This commentary is by Reeva Sullivan Murphy of Stowe and Kim Keiser of Fayston. Each is a former deputy commissioner of child development for the Vermont Department for Children and Families, and Keiser is also former director of the child care services division in the Vermont Department of Social & Rehabilitation Services.
Governor Scott’s vision for an exceptional cradle-to-career education system in Vermont is the right goal. Achieving that in a way that meets the needs of Vermont children, youth and families is a complex public policy challenge that demands systems thinking, thoughtful planning, collective action across service sectors, and resources.
Disassembling the integrated early childhood end of the continuum, reducing resources, and assuming K-12 education is a vessel expansive enough to hold the full solution seems simple and neat. Like most simple solutions to complex challenges, this one is wrong.
When the Agency of Human Services reorganized in 2004, it was no small feat to bring seven different programs, established across disparate agencies, under one new umbrella — the Child Development Division. This was significant innovation. More than just reshuffling bureaucracy, it acknowledged emerging science demonstrating the importance of early childhood development on life outcomes and applied growing evidence that an integrated approach to supporting young children and their families is effective, efficient public policy and practice.
The Child Development Division is positioned to work closely and co-equally with other Department for Children and Families divisions to address the needs of the most vulnerable populations of young children and families, while partnering with other agencies within the Agency of Human Services and the Agency of Education to build a broader mixed-delivery system supporting all of Vermont’s young children and their families. This bold integration puts Vermont at the forefront of states taking a systems-thinking approach to the challenge and opportunity presented by public investment in early childhood.i
The proposal to disassemble the Child Development Division and eliminate 12 positions focused on early childhood and primary prevention is a step backward. From the perspective of young children and their families, disassembling that division re-creates more silos than it breaks down. It dilutes focus on the critical early years and reverses progress toward a common vision and robust early childhood system strategically developed in Vermont since 1999. It is counterintuitive to all we have learned and continue to learn about investing early.
What we need now is not less, but more. The dramatic change proposed will halt forward momentum on early care and education, not move the system forward. It took years of concentrated effort to settle the relocation of moving parts when the Child Development Division came together in 2004. It was 2009 when we began to gain traction on internal integration and true collaboration with state and community partners. Streamlining the engine out of a plane makes it lighter, but it doesn’t keep it in the air.
Vermont’s Early Childhood Action Plan, overseen by the Building Bright Futures State Advisory Council, is our shared and well-articulated vision and plan to realize the promise of each and every Vermont child. The plan reflects the work of a broad coalition of policy experts, advocates and community stakeholders to create a blueprint for an integrated, continuous and comprehensive early childhood system.
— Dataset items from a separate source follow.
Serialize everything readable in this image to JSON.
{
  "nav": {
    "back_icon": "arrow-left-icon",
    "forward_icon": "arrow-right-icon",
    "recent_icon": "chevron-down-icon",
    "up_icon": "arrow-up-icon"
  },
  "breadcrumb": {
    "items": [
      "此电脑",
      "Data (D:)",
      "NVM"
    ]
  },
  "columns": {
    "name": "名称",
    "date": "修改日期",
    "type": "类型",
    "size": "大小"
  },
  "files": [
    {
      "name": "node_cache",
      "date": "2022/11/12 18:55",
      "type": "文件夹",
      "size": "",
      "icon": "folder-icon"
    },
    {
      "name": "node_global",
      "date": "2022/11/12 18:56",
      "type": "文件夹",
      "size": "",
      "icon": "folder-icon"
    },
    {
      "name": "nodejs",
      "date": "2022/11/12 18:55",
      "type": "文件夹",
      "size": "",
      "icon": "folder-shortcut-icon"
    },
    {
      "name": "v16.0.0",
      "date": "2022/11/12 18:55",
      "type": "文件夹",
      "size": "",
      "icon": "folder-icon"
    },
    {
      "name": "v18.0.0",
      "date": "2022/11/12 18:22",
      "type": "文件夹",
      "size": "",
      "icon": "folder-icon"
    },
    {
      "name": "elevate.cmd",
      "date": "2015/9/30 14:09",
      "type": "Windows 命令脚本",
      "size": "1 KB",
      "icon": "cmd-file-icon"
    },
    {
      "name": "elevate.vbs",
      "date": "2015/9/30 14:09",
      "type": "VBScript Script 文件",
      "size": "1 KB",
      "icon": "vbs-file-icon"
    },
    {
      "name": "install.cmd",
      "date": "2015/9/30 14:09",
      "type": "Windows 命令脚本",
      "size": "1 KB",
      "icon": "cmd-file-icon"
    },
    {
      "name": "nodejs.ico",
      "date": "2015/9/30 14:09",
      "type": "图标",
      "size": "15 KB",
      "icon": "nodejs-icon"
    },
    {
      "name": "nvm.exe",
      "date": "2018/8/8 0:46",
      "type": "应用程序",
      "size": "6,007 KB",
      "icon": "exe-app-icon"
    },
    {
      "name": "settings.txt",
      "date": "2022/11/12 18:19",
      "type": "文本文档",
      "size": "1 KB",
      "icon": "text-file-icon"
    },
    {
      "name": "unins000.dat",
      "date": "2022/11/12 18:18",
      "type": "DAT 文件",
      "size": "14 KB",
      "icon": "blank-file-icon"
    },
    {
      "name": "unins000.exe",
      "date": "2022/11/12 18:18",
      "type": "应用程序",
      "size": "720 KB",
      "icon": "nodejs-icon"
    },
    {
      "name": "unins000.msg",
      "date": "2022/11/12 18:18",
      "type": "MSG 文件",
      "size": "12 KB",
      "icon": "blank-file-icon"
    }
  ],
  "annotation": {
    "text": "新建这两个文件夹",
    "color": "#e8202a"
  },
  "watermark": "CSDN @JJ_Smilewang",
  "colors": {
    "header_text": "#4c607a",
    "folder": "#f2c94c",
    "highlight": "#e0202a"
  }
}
Goal 4 of the plan recognizes that a seamless system is not monolithic but multifaceted — woven together through intentional alignment, coordination and solid working relationships across the disciplines and agencies that impact the real lives of Vermont’s children and families.
Rearranging work assignments does not eliminate siloed thinking and bureaucratic turf wars in government. Clear vision, shared values, commitment to collective action, and strong, informed leadership does. Vermont’s early childhood policy and action has a well-earned reputation for attention to and energy on things that matter — we need to keep it there.
There are opportunities to streamline and unify. Priority 4 in the Let’s Grow Kids Policy Agenda urges upgrading the full functionality in the Bright Futures Information System, which was a model IT system for child care subsidy, licensing, quality, and professional
qualifications in 2006. The evolution of technology, policy and practice now necessitate a modern, integrated, comprehensive IT system to effectively serve families and providers, increase efficiency for the state, and provide critical data to measure progress toward Vermont’s goals for young children and families.
Priority 5 proposes a study to examine and strengthen Vermont’s governance and administration of the early childhood system. The Education Commission on States advises, “A state that desires to (re)examine its early childhood governance should not … begin with a model in mind but rather with a focus on its goals and desired outcomes for early childhood.” Recommendations emerging from a thorough and evidence-informed study will fulfill key objectives of Goal 4 of the early childhood action plan, providing a thoughtful, systems approach to changes in policy, practice and structure.
Vermont has an inspired, aspiring, and broadly supported vision for early childhood services. We have an action plan and policy agenda that have evolved over years of collective examination, passionate discussion, and iterative practice exploring what is known, what is possible, and what is best.
Let’s build on what we have achieved and learned, keeping Vermont’s young children and their families at the center of our consideration, not tear up the emerging masterpiece and start over.